Il punto, argomenta l'ex governatore, "sono le strade che non si sono incontrate: quelle tra economia e civismo, tra Mezzogiorno e governo del Paese". "Drammatico", poi, l'ultimo decennio, quello "del berlusconismo", con la sola parentesi di "due anni dell'Unione, di gran lunga diversa da quella degli anni '90". "E non dobbiamo sorprenderci se in tutto questo può nascere anche il Porcellum". Una responsabilità bipartisan, secondo Bassolino, perché "è una legge elettorale fatta senza una vera e seria opposizione né nel Paese né nel Parlamento, senza una manifestazione, senza un sit-in a Montecitorio, senza una parvenza di ostruzionismo in Parlamento, senza nulla". E poi il Pd e la sua identità: "guai a costruirsi una identità elitaria", il Pd ha "bisogno di una identità culturalmente forte e dunque popolare, nel senso vero, bello e alto del termine", il Pd "non deve declinarsi come partito federalista, scimmiottare la Lega, perché muoversi con mentalità riformatrice è un'altra cosa, guardare all'Europa".

Cruciale il ruolo del Partito nei confronti del mondo del lavoro e sindacale: "E meno male - dice Bassolino - che non abbiamo preso posizione, altrimenti viste le tendenze, rischiavamo di esporci per il sì. Noi, invece, dobbiamo stare dalla parte dei lavoratori e, così facendo, staremo dalla parte delle aziende e dello sviluppo del Paese in maniera lungimirante. Non bisognava guardare al sì e al no come due eserciti contrapposti, dietro ogni singolo voto c'era il travaglio di un operaio. Ma bisogna dire - aggiunge l'ex governatore - che il risultato del voto è stato di una straordinaria intelligenza politica: perché vince il sì, e questo toglie ogni alibi all'assurdità di dire 'andiamo a Detroit', ma al tempo stesso rende chiaro che il troppo stroppia. Adesso occorre subito una legge parlamentare sulla rappresentanza".

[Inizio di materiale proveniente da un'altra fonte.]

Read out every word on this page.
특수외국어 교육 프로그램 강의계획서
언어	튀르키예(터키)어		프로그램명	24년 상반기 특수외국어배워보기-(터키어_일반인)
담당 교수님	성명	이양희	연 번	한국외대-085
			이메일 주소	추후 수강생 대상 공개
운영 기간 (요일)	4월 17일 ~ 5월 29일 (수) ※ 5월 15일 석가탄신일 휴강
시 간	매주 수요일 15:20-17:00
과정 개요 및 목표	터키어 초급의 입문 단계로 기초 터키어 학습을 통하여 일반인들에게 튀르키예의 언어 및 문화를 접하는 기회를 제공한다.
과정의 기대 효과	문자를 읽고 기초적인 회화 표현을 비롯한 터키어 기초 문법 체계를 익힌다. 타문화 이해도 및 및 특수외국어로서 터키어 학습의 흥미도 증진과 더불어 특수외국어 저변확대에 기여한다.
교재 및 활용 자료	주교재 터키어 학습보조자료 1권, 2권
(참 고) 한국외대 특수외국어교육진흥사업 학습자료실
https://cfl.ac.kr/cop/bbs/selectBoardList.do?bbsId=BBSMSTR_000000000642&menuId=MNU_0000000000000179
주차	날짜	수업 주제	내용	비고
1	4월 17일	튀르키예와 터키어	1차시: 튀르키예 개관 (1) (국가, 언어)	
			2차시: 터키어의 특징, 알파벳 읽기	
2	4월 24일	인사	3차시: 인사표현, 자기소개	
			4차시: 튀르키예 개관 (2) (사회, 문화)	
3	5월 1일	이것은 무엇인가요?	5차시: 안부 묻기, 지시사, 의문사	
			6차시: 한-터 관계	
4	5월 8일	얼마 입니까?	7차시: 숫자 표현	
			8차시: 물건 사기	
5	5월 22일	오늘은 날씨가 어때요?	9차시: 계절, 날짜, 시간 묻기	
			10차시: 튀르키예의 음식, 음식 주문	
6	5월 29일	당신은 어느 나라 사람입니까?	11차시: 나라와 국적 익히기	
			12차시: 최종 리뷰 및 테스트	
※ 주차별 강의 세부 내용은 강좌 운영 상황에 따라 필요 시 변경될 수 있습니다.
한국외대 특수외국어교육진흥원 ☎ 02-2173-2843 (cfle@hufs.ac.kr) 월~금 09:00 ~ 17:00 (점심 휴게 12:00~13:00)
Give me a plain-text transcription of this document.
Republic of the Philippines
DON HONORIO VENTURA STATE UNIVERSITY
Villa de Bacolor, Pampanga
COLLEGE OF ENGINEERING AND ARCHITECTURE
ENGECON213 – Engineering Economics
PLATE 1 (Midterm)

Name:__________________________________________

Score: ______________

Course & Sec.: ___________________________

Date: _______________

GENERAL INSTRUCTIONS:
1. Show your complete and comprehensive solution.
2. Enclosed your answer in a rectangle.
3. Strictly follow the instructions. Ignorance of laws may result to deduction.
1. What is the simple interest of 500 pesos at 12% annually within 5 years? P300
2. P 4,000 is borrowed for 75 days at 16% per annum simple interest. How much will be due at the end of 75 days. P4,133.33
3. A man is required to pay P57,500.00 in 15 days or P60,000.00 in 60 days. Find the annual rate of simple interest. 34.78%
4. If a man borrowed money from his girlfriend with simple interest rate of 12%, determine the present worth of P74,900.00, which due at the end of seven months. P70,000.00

Sudd chiude questa con successo questa prima Winter School. Ed "è un'esperienza da ripetere", lo dice anche Bassolino. "Perché conta il ruolo dei partiti ma anche un ruolo di riflessione culturale di tante Fondazioni e associazioni che dobbiamo mettere in rete e - conclude il Presidente di Sudd - far crescere in tutto il Mezzogiorno".